PARIS: Pakistan is ranked among three worst-affected Asian countries by a ‘pandemic’ of air pollution that shortened lives, according to a news research published in the journal Cardiovascular Research on Tuesday.
Scientists warned that air pollution shortened lives worldwide by nearly three years on average, and causes 8.8 million premature deaths annually. They added that the worst-hit region is Asia, where average lifespan is cut 4.1 years in China, 3.9 years in India, and 3.8 years in Pakistan.
Eliminating the toxic cocktail of molecules and lung-clogging particles cast off by burning oil, gas and coal would restore a full year of life expectancy, they said. “Air pollution is a larger public health risk than tobacco smoking,” lead author Jos Lelieveld of the Max Planck Institute in Mainz, Germany said.
“Much of it can be avoided by replacing fossil fuels with clean renewable energy.”
Compared to other causes of premature death, air pollution kills 19 times more people each year than malaria, nine times more than HIV/AIDS, and three times more than alcohol, the study found.

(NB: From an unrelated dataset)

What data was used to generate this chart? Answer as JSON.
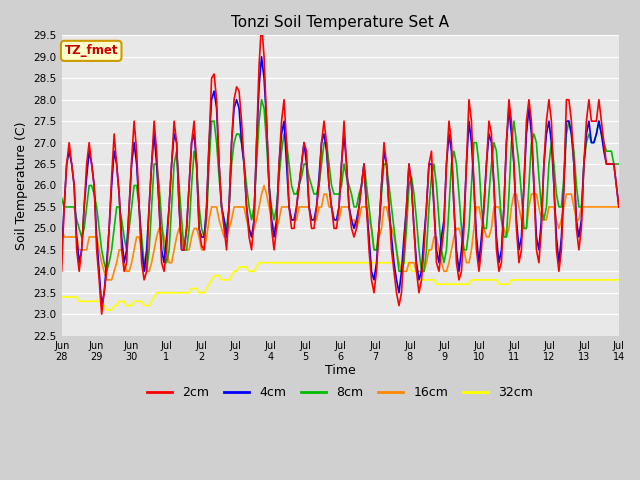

Coronary heart disease and stroke account for almost half of those deaths, with lung diseases and other non-communicable diseases such as diabetes and high blood pressure accounting for most of the rest.
Only 6% of mortality stemming from polluted air is due to lung cancer. “Our results show there is an ‘air pollution pandemic’,” said senior author Thomas Munzel of the Max Planck Institute’s departments of chemistry and cardiology.
“Both air pollution and smoking are preventable, but over the past decades much less attention has been paid to air pollution than to smoking, especially among cardiologists.”
In India’s Uttar Pradesh—home to 200 million—small particle pollution by itself slashes life expectancy by 8.5 years, while in China’s Hebei Province – with the population of 74 million – the shortfall is nearly six years, according to the Air Quality Life Index, developed by the Energy Policy Institute of Chicago.
African lives are also foreshortened by 3.1 years on average, with people in some nations—Chad, Sierra Leone, Central African Republic, Nigeria and Cote d’Ivoire—losing 4.5 to 7.3 years. Among wealthier nations, the Soviet Union’s former satellite states have the deadliest pollution, especially in Bulgaria, Hungary and Romania.
The least-impacted regions of the world are the Americas, western and northern Europe, and small island states. Indoor pollution—mainly from cookstoves fuelled by biomass or coal—is also a major killer, but was not considered in the study.